Madbouly’s visit to Tripoli comes a month after an interim government assumed power after almost a decade of turmoil.
Since 2015, Libya has been divided between warring administrations, one in the east and one in the west, both backed by different foreign powers.
The new Libyan unified interim executive authority was selected in February with the assistance of a United Nations-mediated process that brought together various delegates from Libya's warring factions.
It comprised four leaders to guide the oil-rich country through to national elections in December, with Mohamed Menfi chosen to head a three-men Presidency Council and Abdul Hamid Mohammed Dbeibah as interim prime minister.
In March, Libya's parliament voted to back the unity government led by interim Dbeibeh.

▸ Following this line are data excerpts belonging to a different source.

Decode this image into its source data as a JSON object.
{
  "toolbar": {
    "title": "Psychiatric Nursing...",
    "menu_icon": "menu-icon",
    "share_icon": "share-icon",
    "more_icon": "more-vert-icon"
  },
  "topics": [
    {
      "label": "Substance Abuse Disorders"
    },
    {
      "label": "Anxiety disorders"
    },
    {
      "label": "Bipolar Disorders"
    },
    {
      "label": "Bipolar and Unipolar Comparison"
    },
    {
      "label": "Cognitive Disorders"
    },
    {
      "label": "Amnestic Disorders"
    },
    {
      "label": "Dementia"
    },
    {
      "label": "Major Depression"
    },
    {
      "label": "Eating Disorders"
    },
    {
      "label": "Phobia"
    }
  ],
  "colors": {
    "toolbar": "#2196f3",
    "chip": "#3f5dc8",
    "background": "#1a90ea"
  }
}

Egypt's President Abdel Fattah El-Sisi called Al-Menfi a week later and stressed the importance of pushing towards political settlement in Libya and maintaining a "Libyan-Libyan" dialogue to limit foreign interference in the country.
Dbeibah told Tuesday's conference that Egypt will reopen its embassy and consulate in Libya after Eid Al-Fitr, which begins in mid-May, while the direct flights between both countries will resume soon.
Egypt shut its embassy and consulate in Libya in January 2014 after the kidnapping of four Egyptian staff of the embassy by gunmen and an attack on the consulate.
11 MoUs signed
Both premiers witnessed the signing of 11 memoranda of understanding meant to boost the cooperation ties in various domains, including in transport, road infrastructure, and power linkage, the Egyptian Cabinet said in a statement following the press conference,
They also agreed to start preparations for reviving the higher Egyptian-Libyan committee, which has been frozen since 2009, to continue development talks between the officials of both counties, including on the conditions of the Egyptian workers in Libya, the statement added.
Egypt has repeatedly warned citizens against travelling to Libya after 20 Egyptian workers were beheaded in February 2015 by Islamic State terrorist group.
The Libyan Embassy in Cairo, however, said in December Egypt would ease travel restrictions to and from Libya.
No official statistics about the number of the Egyptian workers in the oil-rich country, but it was one of the major destinations for Egyptian labor.